What UBS' Credit Suisse Deal Means for Advisor Recruiting

UBS, Credit Suisse Oppose Idea of Forced Combination, Sources Say

What You Need to Know

UBS Group’s deal to buy rival Credit Suisse is expected to create a business with more than $5 trillion in total invested assets.
The deal isn’t expected to have much impact on advisor recruiting, advisor consultants said Monday.
There could, however, be an impact on recruiting if UBS has to shift priorities away from its U.S. wealth management franchise.

UBS Group AG’s agreement to buy Credit Suisse Group AG for about $3.3 billion in a deal brokered by the Swiss government isn’t expected to have much of an impact on advisor recruiting, consultants told ThinkAdvisor on Monday.

The acquisition is expected to create a business with more than $5 trillion in total invested assets, up from its current $3.9 trillion.

“Though the idea that these two firms have been arch-rivals for years are now merging is fascinating because Credit Suisse only had a tiny wealth management business (they have been in and out of the business for years), the effect on recruiting is negligible,” said Danny Sarch, president of Leitner Sarch Consultants.

“We don’t see the UBS/CS deal having too much of an impact on wirehouse recruiting overall,” according to Louis Diamond, president of Diamond Consultants.
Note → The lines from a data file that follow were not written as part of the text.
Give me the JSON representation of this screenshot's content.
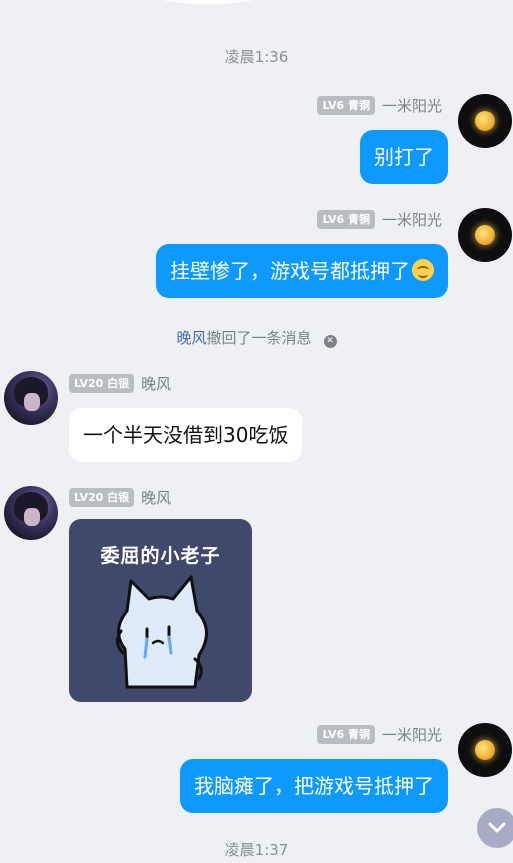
{
  "timestamps": [
    "凌晨1:36",
    "凌晨1:37"
  ],
  "recall_notice": {
    "actor": "晚风",
    "text": "撤回了一条消息"
  },
  "messages": [
    {
      "side": "right",
      "level": "LV6 青铜",
      "name": "一米阳光",
      "text": "别打了"
    },
    {
      "side": "right",
      "level": "LV6 青铜",
      "name": "一米阳光",
      "text": "挂壁惨了，游戏号都抵押了",
      "emoji": "smile-emoji"
    },
    {
      "side": "left",
      "level": "LV20 白银",
      "name": "晚风",
      "text": "一个半天没借到30吃饭"
    },
    {
      "side": "left",
      "level": "LV20 白银",
      "name": "晚风",
      "sticker_caption": "委屈的小老子"
    },
    {
      "side": "right",
      "level": "LV6 青铜",
      "name": "一米阳光",
      "text": "我脑瘫了，把游戏号抵押了"
    }
  ],
  "icons": {
    "scroll_down": "chevron-down-icon",
    "recall_close": "close-icon"
  },
  "colors": {
    "outgoing_bubble": "#0d99ff",
    "incoming_bubble": "#ffffff",
    "background": "#eef0f4",
    "badge": "#b9bcc3"
  }
}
Credit Suisse sold its U.S. wealth management franchise to Wells Fargo a few years ago, “so there is very little wealth management overlap between the two businesses,” Diamond told ThinkAdvisor.

However, Diamond said, “there could be an impact on recruiting if UBS has to allocate its capital and focus on this transaction and integration, so, in turn, it would invest less in the U.S. wealth management franchise.”